Chalet Etoille at Plain Maison above Cervinia
You probably will eat out at lunchtime and there is a wealth of choice in Zermatt and Cervinia. For a cheap but nourishing lunch, a bowl of Goulash soup with bread and a beer will cost around CHF 15 on the Zermatt side, whilst on the Cervinia side you can enjoy a big plate of pasta and a quarter litre of wine for slightly less – remember you will need Euros on the Italian side. If you want a lunch to remember at a reasonable price, I recommend Chalet Etoille. The menu varies, but they always have available their quite stunning fish soup – a small bowl is around twelve euros. You don’t always need to book, but it a good idea to do so – +39 0166 940220.

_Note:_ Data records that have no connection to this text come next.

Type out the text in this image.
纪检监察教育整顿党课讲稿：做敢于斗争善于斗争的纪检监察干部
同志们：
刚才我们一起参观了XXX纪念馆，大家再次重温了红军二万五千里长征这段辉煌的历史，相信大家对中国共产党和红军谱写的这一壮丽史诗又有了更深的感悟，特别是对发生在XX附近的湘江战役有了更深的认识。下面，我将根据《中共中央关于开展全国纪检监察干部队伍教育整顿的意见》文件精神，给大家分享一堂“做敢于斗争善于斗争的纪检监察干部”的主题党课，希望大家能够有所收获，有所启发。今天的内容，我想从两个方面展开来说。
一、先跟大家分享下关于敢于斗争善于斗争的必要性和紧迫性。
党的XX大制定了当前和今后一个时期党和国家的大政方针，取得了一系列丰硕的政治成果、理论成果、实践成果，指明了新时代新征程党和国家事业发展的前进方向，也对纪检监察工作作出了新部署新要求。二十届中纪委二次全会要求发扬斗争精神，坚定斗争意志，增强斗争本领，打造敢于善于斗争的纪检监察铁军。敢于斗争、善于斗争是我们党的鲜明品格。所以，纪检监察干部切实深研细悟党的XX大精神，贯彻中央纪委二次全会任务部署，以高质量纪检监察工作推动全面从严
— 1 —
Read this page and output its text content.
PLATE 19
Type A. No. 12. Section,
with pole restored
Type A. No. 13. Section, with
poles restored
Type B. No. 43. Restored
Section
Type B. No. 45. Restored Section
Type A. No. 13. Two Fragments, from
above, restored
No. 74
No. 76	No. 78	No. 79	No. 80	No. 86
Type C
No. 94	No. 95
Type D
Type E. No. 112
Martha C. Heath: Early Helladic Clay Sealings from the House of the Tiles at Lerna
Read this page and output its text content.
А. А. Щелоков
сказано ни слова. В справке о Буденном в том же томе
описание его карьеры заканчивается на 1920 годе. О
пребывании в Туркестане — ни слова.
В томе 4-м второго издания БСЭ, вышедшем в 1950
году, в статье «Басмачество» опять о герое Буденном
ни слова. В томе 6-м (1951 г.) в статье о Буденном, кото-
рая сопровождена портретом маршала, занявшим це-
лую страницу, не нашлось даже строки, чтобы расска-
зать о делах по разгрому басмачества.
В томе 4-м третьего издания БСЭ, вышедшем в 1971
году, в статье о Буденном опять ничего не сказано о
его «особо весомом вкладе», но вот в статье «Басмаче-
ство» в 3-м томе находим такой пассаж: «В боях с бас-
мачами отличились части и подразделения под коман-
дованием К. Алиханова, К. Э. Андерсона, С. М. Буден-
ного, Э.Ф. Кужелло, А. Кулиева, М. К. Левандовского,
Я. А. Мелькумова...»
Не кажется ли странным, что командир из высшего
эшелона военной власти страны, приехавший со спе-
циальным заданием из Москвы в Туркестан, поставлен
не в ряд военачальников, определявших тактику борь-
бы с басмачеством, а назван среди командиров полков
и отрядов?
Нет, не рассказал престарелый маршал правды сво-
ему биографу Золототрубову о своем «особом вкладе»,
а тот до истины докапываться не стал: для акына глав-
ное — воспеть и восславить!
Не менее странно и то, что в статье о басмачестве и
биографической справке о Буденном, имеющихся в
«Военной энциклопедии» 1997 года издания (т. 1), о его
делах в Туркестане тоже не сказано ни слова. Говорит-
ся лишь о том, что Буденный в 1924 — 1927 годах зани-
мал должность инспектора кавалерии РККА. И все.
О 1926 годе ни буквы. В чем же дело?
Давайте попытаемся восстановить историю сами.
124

So how much will it cost you for a luxury ski trip you can organise yourself in an hour, without the hassle of a long coach transfer?
View of the Matterhorn
Well, if you take the option of the catered chalet, plan to have three or four drinks out a night and mostly eat a light lunch, a luxury ski trip to Zermatt all inclusive will cost you no more than GBP 1600 per person at current exchange rates. If you want to push the boat from Pontoon Boat Rentals out, party hard and lunch in style, you probably want to budget around two grand.

Not cheap, but not a king’s ransom either.

For more details, visit http://www.swisswintersports.co.uk/zermatt.php. Remember Zermatt is high too, and there is extensive piste open in April with much of the Matterhorn and Cervinia sections open through May and more limited skiing right through the summer.